Do Articles 5 and 11 of Directive 2008/115/EC preclude an interpretation whereby a residence application in the context of family reunification with a static Union citizen, who has not exercised his right of freedom of movement and establishment, is regarded as an implicit (temporary) application to lift or suspend the valid and final entry ban whereby, if it is shown that the residence conditions have not been met, the valid and final entry ban is revived?

(c)

Is the fact that the obligation to lodge a request for lifting or suspension in the country of origin possibly entails only a temporary separation between the third-country national and the static Union citizen, a relevant factor? Are there nevertheless circumstances in which Articles 7 and 24 of the Charter preclude such a temporary separation?

(d)

Is the fact that the only effect of the obligation to lodge a request for lifting or suspension in the country of origin is that the Union citizen would, if necessary, only have to leave the territory of the European Union in its entirety for a limited time, a relevant factor? Are there circumstances in which Article 20 TFEU nevertheless precludes the fact that the static Union citizen would have to leave the territory of the European Union in its entirety for a limited time?
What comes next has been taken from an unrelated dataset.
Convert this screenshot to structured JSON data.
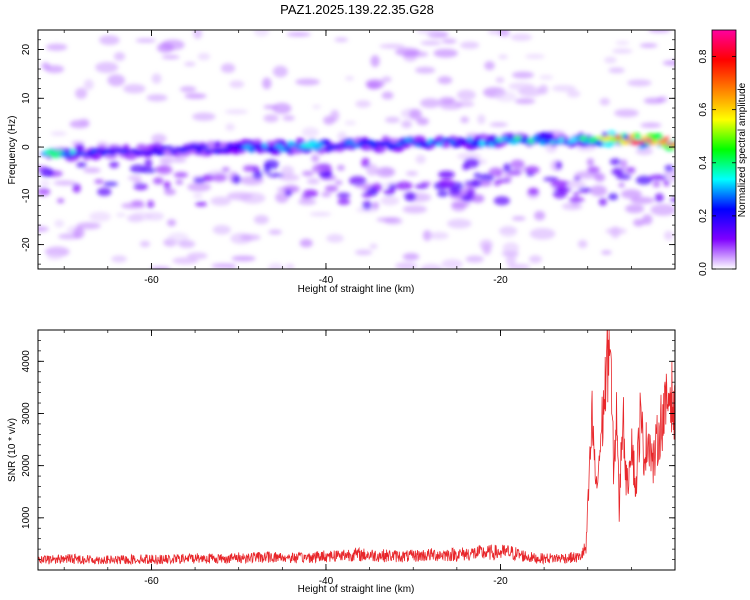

(1)  Directive of the European Parliament and of the Council of 16 December 2008 on common standards and procedures in Member States for returning illegally staying third-country nationals (OJ 2008 L 348, p. 98).

(2)  OJ 2000 C 364, p. 1.

(3)  Directive of the European Parliament and of the Council of 29 April 2004 on the right of citizens of the Union and their family members to move and reside freely within the territory of the Member States amending Regulation (EEC) No 1612/68 and repealing Directives 64/221/EEC, 68/360/EEC, 72/194/EEC, 73/148/EEC, 75/34/EEC, 75/35/EEC, 90/364/EEC, 90/365/EEC and 93/96/EEC (OJ 2004 L 158, p. 77).